Since then, Jeanmarie has worked with officials in Ocean City, NJ, to raise awareness about MBC. She lobbied for proclamations naming October 13 as Metastatic Breast Cancer Awareness Day and worked with local leaders to light the city bridge in metastatic awareness colors. She also speaks at county meetings on behalf of research funding and policy issues.

“Funding for MBC is only 7% of breast cancer research,” she says. “People need to know what stage IV means and why we need resources.”

Above ground, it’s a good day: Choosing joy and gratitude

Jeanmarie insists on finding joy and purpose in daily life. She still teaches online classes part-time. She attends support groups, goes to retreats, and advocates for MBC. She is a caregiver for her children. She and her husband go out for lunch together almost every day, trying new restaurants or enjoying pizza on the boardwalk before a movie.

“I say it every morning: I’m above ground. It’s a good day. Make it a good day,” Jeanmarie says.

She knows not everyone with metastatic disease can say the same, and she doesn’t take her health for granted. “I’m blessed,” she adds. “I have a good care team, family support, and so many resources. I’m not alone.”

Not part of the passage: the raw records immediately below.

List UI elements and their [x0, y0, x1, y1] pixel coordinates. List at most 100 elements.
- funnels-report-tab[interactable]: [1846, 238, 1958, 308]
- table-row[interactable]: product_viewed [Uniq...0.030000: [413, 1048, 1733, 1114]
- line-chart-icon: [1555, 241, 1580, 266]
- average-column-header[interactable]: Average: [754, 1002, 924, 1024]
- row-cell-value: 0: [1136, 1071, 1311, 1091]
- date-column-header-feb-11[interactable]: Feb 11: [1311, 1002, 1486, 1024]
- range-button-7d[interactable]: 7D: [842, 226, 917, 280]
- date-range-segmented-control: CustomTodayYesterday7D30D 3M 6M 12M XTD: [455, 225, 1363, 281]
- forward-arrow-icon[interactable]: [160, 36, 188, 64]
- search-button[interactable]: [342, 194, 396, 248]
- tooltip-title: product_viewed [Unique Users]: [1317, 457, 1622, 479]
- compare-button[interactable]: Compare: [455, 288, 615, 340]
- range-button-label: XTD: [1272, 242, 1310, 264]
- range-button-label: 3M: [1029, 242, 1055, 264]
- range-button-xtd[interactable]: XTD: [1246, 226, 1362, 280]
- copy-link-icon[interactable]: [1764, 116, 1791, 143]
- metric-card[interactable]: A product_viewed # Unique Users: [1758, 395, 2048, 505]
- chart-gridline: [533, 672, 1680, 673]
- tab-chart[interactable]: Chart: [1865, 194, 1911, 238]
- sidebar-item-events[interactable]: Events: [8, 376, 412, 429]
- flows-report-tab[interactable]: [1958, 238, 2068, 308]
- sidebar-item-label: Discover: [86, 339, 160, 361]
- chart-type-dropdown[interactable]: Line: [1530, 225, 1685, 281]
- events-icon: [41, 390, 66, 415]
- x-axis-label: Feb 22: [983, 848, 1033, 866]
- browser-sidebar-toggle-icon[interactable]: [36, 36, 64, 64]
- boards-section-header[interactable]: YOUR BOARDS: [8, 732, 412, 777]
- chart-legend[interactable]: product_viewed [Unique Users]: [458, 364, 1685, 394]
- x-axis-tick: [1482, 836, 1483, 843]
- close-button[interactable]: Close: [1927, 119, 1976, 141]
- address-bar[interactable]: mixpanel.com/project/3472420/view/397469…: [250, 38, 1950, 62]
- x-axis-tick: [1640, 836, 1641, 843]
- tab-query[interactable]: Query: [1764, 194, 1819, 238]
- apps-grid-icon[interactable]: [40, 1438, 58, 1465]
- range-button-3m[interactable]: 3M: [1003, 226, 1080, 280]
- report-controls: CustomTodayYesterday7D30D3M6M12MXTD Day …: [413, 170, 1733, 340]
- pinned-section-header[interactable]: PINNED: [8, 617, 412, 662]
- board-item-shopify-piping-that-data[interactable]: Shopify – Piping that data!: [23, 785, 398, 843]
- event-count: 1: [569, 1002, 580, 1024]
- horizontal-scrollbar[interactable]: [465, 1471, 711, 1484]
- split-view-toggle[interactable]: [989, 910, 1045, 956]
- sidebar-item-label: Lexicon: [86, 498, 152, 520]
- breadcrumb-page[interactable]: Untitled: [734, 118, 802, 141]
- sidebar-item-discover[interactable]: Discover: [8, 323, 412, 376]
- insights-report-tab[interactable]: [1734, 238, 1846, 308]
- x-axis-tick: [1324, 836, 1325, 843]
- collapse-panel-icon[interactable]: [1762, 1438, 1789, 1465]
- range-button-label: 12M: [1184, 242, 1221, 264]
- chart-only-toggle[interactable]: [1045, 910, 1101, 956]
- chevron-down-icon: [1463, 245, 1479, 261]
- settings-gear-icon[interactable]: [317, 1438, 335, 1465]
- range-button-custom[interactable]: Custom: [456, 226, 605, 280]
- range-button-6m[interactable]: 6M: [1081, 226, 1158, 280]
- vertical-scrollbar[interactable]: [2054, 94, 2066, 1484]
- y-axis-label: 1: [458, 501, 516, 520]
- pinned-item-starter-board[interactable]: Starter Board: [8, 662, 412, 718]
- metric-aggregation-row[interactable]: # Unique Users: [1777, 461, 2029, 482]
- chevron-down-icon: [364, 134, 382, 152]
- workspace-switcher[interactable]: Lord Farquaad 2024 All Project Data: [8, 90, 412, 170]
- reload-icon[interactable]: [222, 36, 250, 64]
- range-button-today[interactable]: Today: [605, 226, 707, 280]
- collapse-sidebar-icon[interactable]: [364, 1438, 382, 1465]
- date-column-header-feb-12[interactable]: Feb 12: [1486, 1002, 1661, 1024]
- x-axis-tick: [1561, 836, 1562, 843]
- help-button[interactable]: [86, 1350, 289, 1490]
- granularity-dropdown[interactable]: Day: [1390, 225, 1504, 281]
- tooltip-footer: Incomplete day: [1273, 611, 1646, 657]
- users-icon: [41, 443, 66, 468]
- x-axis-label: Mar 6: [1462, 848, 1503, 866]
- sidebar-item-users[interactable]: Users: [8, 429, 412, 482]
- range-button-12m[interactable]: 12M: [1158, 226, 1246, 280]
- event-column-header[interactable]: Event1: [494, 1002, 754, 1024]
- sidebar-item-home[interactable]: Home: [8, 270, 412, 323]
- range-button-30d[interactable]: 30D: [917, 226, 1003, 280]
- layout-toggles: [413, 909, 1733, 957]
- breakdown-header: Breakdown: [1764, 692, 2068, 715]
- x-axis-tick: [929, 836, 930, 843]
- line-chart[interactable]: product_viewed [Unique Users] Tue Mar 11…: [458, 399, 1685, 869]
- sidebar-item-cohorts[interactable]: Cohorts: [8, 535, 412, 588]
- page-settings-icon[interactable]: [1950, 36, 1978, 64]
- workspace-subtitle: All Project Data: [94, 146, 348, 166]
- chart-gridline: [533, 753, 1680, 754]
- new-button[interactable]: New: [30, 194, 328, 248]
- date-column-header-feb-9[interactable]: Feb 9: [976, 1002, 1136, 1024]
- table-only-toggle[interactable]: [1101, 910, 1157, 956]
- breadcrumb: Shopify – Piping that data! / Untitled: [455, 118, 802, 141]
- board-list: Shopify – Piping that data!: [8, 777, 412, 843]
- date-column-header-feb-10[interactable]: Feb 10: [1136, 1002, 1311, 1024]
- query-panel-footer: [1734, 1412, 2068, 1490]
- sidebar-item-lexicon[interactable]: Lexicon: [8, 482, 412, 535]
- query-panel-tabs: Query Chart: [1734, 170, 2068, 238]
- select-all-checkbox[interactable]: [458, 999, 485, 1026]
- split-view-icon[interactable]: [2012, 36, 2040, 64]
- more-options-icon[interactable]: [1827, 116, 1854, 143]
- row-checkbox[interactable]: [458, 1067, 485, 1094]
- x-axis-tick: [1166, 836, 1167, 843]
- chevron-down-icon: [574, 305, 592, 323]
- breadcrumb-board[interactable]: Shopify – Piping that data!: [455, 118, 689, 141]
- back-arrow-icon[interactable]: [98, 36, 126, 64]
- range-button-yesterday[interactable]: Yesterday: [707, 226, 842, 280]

Learn how Jeanmarie sought help after a breaking point, and why you don’t need to wait for one.

Doctor Feelgood:

Jeanmarie's prescription for living well with metastatic breast cancer

By: Jeanmarie Mason

• Reframe the diagnosis: By seeing MBC as a chronic disease, not an automatic death sentence, I can focus on what I can do now. That helps me cope with fear.
• Stay informed about treatment options: Knowing what options are available for when there’s progression gives me confidence and eases the anxiety of wondering what’s next.
• Pace yourself: Fatigue changes everything, so I plan for rest with daily naps, use a rollator for mobility, and let go of 12-hour workdays to save energy for what matters.
• Take care of your mental health: Therapy, journaling, and humor help me manage anxiety and low moments. Seeking emotional care is part of taking care of myself.
• Talk openly with family: By being honest about my diagnosis, I keep us focused on resilience instead of fear, even when those conversations are difficult.
• Asking for help is advocacy: Whether it’s a handicapped parking placard, help with luggage, or emotional support, asking for what I need is strength, not weakness.
• Find purpose: Working for proclamations, lighting bridges in MBC colors, and raising awareness locally gives me direction and meaning.
• Make time for joy: Starting the day with “I’m above ground. It’s a good day. Make it a good day” helps me keep perspective and find happiness in small things like lunch dates and the boardwalk.
• Connect with people who get it: Support groups and LBBC events bring me into a community where I don’t have to explain what MBC means.
• Balance hope with reality: Being realistic about the disease while making the most of today helps me avoid denial without living in fear.